For Petal Coach, I tried a more disciplined approach using GitHub Spec-Kit for spec-driven development: 8 user stories, 28 functional requirements, 57-item quality checklist, and 46 implementation tasks, all defined before writing any code.

The result was noticeably better. The AI had clearer context, generated more accurate code, and required fewer corrections. The upfront investment in specs paid for itself in reduced rework.

This mirrors what I do professionally. PRDs, user stories, and acceptance criteria aren't bureaucratic overhead. They're the instructions that help both humans and AI tools build the right thing.

SEO Product Thinking Applies Everywhere

The Original Snake was an experiment in treating a simple game as an SEO product. Every technical decision (page speed, crawlability, engagement metrics) served an organic search acquisition strategy.

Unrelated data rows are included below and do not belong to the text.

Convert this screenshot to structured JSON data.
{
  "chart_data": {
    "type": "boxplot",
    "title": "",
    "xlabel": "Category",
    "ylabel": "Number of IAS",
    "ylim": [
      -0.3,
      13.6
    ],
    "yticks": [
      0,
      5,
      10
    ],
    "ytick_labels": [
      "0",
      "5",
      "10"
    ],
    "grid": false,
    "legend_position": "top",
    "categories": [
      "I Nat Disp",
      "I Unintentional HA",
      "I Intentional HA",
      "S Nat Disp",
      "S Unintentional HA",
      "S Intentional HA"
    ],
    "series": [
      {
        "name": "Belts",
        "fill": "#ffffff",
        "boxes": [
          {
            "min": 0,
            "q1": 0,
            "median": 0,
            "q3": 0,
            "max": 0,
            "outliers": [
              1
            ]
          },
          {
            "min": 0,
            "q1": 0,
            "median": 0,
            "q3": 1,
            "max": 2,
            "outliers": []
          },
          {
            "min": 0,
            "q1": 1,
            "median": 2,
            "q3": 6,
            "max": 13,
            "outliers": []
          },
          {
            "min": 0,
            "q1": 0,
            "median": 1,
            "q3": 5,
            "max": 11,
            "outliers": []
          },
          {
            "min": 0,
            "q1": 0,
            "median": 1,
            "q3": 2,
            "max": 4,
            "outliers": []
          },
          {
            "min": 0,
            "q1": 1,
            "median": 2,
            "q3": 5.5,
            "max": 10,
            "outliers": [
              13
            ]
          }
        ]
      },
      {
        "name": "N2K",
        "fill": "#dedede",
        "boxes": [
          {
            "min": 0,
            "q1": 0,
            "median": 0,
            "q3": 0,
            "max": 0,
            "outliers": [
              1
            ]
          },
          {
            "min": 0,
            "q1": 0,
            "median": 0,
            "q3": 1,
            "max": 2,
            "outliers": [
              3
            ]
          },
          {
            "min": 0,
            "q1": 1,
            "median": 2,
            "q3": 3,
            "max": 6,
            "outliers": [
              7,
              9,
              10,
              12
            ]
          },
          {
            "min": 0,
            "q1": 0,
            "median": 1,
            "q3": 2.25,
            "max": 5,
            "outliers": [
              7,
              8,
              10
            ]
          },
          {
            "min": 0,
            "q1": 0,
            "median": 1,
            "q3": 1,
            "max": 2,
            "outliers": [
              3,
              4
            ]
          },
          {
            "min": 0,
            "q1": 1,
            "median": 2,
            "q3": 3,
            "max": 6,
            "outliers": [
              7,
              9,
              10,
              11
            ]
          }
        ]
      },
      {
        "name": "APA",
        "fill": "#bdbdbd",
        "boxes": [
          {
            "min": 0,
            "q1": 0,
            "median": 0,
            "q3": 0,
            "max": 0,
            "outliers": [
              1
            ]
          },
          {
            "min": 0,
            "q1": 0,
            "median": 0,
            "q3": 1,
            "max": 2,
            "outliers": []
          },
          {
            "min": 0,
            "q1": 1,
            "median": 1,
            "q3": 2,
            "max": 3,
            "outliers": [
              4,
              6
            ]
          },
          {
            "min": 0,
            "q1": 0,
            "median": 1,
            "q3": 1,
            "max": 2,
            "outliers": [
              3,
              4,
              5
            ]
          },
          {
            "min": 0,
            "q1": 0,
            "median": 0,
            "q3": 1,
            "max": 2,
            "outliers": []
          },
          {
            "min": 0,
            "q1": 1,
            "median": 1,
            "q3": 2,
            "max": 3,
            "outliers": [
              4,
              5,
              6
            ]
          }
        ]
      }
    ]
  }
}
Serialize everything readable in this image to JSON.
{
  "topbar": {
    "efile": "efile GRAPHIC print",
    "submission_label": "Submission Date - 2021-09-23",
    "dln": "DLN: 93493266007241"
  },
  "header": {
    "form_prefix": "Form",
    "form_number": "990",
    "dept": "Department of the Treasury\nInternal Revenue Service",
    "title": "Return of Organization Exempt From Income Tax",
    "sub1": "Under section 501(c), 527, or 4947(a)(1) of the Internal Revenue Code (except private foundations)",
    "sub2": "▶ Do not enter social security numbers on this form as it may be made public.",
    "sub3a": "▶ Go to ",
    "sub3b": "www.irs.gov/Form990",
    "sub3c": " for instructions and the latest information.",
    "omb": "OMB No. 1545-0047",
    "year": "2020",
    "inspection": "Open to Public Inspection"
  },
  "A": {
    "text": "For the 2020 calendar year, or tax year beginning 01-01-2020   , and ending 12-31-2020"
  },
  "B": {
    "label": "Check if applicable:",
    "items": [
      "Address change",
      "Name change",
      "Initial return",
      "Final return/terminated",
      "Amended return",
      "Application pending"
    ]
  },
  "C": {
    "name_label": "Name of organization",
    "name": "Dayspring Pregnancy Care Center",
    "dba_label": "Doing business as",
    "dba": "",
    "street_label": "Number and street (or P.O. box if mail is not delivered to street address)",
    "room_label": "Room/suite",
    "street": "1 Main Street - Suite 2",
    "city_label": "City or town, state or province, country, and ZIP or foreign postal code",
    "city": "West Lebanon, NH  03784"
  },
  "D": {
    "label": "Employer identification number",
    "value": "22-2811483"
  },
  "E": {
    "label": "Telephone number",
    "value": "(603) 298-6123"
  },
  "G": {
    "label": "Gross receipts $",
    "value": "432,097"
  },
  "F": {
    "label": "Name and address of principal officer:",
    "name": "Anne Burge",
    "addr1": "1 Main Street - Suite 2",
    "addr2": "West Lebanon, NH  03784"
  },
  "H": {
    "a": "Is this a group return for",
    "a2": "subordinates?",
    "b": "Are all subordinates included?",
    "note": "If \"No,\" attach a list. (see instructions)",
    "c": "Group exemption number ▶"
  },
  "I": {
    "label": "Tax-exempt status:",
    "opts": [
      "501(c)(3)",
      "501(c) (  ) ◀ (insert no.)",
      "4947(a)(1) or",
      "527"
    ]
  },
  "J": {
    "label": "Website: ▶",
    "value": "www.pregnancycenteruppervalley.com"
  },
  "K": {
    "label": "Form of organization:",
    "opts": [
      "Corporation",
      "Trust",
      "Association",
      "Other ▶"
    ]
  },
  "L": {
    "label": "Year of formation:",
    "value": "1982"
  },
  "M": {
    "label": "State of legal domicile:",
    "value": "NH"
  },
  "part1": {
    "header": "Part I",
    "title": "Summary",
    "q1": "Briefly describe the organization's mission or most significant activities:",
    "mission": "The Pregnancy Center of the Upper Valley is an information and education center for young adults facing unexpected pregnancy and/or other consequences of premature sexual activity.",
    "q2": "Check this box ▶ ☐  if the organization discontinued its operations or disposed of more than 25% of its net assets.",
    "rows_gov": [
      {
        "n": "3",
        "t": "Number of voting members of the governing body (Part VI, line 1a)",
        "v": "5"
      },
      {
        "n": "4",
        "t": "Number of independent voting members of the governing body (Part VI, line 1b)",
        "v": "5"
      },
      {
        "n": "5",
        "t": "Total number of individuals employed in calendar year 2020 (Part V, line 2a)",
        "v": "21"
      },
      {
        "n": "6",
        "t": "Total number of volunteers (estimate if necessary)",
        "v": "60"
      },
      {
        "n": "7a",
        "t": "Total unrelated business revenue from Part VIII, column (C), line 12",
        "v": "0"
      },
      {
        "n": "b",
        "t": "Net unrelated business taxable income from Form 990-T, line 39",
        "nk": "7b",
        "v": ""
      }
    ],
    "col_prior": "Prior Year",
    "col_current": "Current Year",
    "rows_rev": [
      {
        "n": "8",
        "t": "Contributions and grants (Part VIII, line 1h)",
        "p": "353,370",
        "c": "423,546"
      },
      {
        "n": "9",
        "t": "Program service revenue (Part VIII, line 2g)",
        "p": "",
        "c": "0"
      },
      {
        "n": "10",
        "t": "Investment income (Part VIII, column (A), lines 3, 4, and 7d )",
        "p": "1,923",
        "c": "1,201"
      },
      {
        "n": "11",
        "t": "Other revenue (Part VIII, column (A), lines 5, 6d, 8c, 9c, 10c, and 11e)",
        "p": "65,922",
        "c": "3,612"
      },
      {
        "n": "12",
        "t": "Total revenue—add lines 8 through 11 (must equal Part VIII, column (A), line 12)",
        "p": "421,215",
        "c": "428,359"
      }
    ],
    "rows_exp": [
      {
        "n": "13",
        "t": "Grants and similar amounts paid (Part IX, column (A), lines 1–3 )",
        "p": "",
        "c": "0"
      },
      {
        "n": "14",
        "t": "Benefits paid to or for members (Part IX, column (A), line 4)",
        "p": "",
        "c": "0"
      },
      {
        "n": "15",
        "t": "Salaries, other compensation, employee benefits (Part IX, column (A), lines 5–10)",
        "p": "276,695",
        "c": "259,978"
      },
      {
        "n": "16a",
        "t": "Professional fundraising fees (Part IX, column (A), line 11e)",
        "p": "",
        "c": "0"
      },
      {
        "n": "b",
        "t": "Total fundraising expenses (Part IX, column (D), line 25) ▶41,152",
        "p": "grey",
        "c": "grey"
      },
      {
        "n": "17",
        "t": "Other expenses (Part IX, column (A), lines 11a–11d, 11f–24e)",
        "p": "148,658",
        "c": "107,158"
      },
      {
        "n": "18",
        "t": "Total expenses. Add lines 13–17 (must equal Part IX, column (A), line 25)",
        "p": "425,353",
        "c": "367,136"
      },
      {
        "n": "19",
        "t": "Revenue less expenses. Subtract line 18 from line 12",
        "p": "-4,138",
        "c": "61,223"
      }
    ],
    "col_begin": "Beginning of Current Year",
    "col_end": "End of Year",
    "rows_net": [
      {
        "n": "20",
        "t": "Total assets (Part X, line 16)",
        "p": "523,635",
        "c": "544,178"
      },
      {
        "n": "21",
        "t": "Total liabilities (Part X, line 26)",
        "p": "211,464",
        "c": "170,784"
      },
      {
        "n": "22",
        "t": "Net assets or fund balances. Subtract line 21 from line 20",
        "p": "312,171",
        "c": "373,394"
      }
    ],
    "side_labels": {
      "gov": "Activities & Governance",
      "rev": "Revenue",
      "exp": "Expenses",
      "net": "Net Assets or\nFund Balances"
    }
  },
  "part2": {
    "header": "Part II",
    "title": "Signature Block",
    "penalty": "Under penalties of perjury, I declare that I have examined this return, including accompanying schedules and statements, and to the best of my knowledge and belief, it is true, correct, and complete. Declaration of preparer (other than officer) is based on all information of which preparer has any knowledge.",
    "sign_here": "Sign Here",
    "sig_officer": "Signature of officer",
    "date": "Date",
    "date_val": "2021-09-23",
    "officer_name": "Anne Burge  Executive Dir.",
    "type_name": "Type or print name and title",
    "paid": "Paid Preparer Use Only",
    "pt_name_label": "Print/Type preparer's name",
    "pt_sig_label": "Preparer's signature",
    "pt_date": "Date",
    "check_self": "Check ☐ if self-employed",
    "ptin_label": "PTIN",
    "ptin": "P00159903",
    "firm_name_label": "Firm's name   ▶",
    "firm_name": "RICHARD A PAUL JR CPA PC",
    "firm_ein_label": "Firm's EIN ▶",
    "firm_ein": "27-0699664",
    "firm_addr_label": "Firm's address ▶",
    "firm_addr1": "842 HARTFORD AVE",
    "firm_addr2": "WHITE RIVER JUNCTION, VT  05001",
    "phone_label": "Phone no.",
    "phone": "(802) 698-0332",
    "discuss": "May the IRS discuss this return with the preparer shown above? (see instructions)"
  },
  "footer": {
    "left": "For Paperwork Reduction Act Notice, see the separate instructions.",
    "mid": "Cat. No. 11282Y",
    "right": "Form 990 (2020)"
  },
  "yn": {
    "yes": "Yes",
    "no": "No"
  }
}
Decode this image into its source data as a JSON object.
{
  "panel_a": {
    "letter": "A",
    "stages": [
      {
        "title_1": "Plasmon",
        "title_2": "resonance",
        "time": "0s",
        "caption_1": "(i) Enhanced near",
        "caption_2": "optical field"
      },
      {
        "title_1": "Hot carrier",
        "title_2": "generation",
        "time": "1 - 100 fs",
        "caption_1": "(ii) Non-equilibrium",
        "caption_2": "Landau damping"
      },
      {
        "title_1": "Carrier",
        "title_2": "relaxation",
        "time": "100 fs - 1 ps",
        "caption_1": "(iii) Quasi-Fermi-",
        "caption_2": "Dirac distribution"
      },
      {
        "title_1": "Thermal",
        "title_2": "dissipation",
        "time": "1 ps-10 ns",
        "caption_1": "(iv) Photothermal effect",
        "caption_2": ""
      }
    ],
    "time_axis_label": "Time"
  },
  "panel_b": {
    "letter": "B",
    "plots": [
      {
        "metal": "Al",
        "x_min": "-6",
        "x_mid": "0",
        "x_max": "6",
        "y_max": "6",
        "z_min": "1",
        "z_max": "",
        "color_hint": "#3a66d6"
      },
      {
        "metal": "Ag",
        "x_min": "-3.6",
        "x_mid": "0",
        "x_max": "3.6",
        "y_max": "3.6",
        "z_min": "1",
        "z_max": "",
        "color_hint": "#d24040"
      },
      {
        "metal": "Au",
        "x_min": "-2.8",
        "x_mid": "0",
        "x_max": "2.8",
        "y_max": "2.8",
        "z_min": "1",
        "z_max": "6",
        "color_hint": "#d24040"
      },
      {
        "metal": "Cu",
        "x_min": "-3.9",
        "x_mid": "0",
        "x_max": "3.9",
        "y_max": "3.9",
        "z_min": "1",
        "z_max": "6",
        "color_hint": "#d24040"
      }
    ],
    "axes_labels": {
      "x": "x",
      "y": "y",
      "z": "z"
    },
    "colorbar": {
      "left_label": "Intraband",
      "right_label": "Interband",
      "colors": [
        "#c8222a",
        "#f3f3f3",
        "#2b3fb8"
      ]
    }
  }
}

This cross-pollination between SEO knowledge and product thinking is something I bring to every project. Understanding how content gets discovered, how pages get indexed, and how users find products is a product management skill that most PMs don't have.

The Real Differentiator

Plenty of PMs talk about AI fluency. Few have shipped multiple live products that demonstrate it. The side projects portfolio shows that I can go from idea to live product independently, make real architectural decisions, and iterate based on data.

But more importantly, these projects keep my technical skills sharp. When I'm reviewing a developer's PR, discussing API integration approaches, or evaluating technical trade-offs, I'm drawing on hands-on experience, not theoretical knowledge.

For any PM role that values technical depth, AI fluency, or builder mentality, this portfolio is a genuine differentiator.